In preparation for a day of Sarah-chasing at the fair -- which we predict will result in, oh, nothing of actual news value -- we offer you this a whiff of the Iowa State Fair. The new Heartland delicacy this Fried butter on a stick.
Here's what it looks like. We chased it with a Snickers bar on a stick.
Video. Wouldn't play. I don't blame it.
After I ordered, they asked if I wanted anything else. "How about a paramedic?" I snarked. ...and then a very worried looking woman stepped to the window. "Is everything OK?" she asked. "I'm a paramedic."
A kindly paramedic who sells fried butter on a stick. Only at The Iowa State Fair.
Fixer made reference earlier today to the kinda stuff him and me like to eat - pizza, Meskin, French - all rich and tasty as hell and loaded with stuff from inside a cow, but I think I can speak for him when I say that there comes a time to draw the line.

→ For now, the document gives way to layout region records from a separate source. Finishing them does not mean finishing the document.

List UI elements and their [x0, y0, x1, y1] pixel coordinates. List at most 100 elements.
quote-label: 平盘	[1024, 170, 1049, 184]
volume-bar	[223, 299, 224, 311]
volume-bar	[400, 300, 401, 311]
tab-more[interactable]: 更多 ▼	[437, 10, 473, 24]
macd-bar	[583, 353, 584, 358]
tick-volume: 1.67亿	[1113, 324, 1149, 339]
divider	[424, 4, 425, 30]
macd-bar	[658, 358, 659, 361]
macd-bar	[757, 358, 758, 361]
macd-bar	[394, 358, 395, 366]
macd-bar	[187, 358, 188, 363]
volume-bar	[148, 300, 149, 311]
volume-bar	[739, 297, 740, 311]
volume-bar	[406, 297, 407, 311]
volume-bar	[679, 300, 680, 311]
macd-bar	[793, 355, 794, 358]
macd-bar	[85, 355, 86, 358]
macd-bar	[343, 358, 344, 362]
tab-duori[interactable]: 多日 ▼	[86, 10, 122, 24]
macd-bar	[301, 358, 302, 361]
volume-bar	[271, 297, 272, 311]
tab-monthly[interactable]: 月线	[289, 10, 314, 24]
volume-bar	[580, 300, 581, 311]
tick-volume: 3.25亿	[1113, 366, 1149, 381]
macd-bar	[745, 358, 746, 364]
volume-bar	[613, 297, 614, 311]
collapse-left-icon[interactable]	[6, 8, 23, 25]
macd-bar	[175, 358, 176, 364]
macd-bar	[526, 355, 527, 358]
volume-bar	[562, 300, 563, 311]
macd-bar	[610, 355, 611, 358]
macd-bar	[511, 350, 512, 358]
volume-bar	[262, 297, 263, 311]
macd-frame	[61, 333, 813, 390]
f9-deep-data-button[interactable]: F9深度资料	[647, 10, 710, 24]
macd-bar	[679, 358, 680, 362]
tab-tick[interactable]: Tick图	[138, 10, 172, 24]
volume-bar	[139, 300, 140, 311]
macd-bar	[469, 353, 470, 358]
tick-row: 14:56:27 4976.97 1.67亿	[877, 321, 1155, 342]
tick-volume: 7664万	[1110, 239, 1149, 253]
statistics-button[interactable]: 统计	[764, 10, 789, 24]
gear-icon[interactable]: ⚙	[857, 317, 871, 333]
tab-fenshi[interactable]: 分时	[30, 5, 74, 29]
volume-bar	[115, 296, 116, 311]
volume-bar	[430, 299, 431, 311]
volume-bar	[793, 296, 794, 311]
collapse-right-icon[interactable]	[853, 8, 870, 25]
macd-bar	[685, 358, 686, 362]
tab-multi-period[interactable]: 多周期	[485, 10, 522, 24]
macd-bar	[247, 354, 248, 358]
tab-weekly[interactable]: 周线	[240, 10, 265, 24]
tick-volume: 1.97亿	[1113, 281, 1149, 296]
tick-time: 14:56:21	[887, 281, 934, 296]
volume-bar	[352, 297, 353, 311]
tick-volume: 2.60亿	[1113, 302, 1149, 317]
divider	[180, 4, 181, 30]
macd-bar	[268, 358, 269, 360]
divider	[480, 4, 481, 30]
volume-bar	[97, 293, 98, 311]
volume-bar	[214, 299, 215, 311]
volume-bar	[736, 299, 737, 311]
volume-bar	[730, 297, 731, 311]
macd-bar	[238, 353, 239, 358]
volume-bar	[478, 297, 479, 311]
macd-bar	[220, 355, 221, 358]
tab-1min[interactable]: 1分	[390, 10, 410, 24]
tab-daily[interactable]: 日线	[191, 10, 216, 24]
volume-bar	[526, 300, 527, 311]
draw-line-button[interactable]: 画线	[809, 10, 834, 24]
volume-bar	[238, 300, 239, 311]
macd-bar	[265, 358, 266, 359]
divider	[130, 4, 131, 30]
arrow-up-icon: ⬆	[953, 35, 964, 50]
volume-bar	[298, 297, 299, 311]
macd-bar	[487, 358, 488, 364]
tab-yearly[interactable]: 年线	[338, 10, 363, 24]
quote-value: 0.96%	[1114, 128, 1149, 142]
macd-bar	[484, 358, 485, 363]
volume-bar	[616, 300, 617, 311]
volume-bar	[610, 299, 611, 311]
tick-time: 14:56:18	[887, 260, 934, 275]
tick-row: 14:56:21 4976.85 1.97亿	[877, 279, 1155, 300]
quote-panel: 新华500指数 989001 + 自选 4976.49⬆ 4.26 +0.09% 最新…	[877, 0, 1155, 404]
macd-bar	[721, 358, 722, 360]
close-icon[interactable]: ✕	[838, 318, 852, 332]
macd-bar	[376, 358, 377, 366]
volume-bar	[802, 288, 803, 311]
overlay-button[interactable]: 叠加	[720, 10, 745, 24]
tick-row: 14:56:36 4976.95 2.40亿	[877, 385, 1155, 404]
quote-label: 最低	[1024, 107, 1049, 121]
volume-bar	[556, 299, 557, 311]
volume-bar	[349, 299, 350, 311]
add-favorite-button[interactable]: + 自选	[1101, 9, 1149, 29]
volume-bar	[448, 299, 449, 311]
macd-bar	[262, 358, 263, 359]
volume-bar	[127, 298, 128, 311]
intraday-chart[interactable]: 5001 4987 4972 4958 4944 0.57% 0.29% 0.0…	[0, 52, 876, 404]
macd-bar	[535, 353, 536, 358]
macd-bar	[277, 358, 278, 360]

Butter goes on stuff. It isn't stuff. Whaddya put on butter? Batter, then dip it in boiling fat, I guess. Eating a stick of butter, even, or especially, disguised by deep-frying is just plain gross on sooooooooo many levels. Yechhh.
I wish the Iowa Teavangelicals all the luck out there in the Heart Attack Belt. I hope you all connect with your death wish soon. I hope you can squeeze through them Pearly Gates.
All that said, Mrs. G said she'd try the deep-fried cheesecake. Lives on the edge, she does!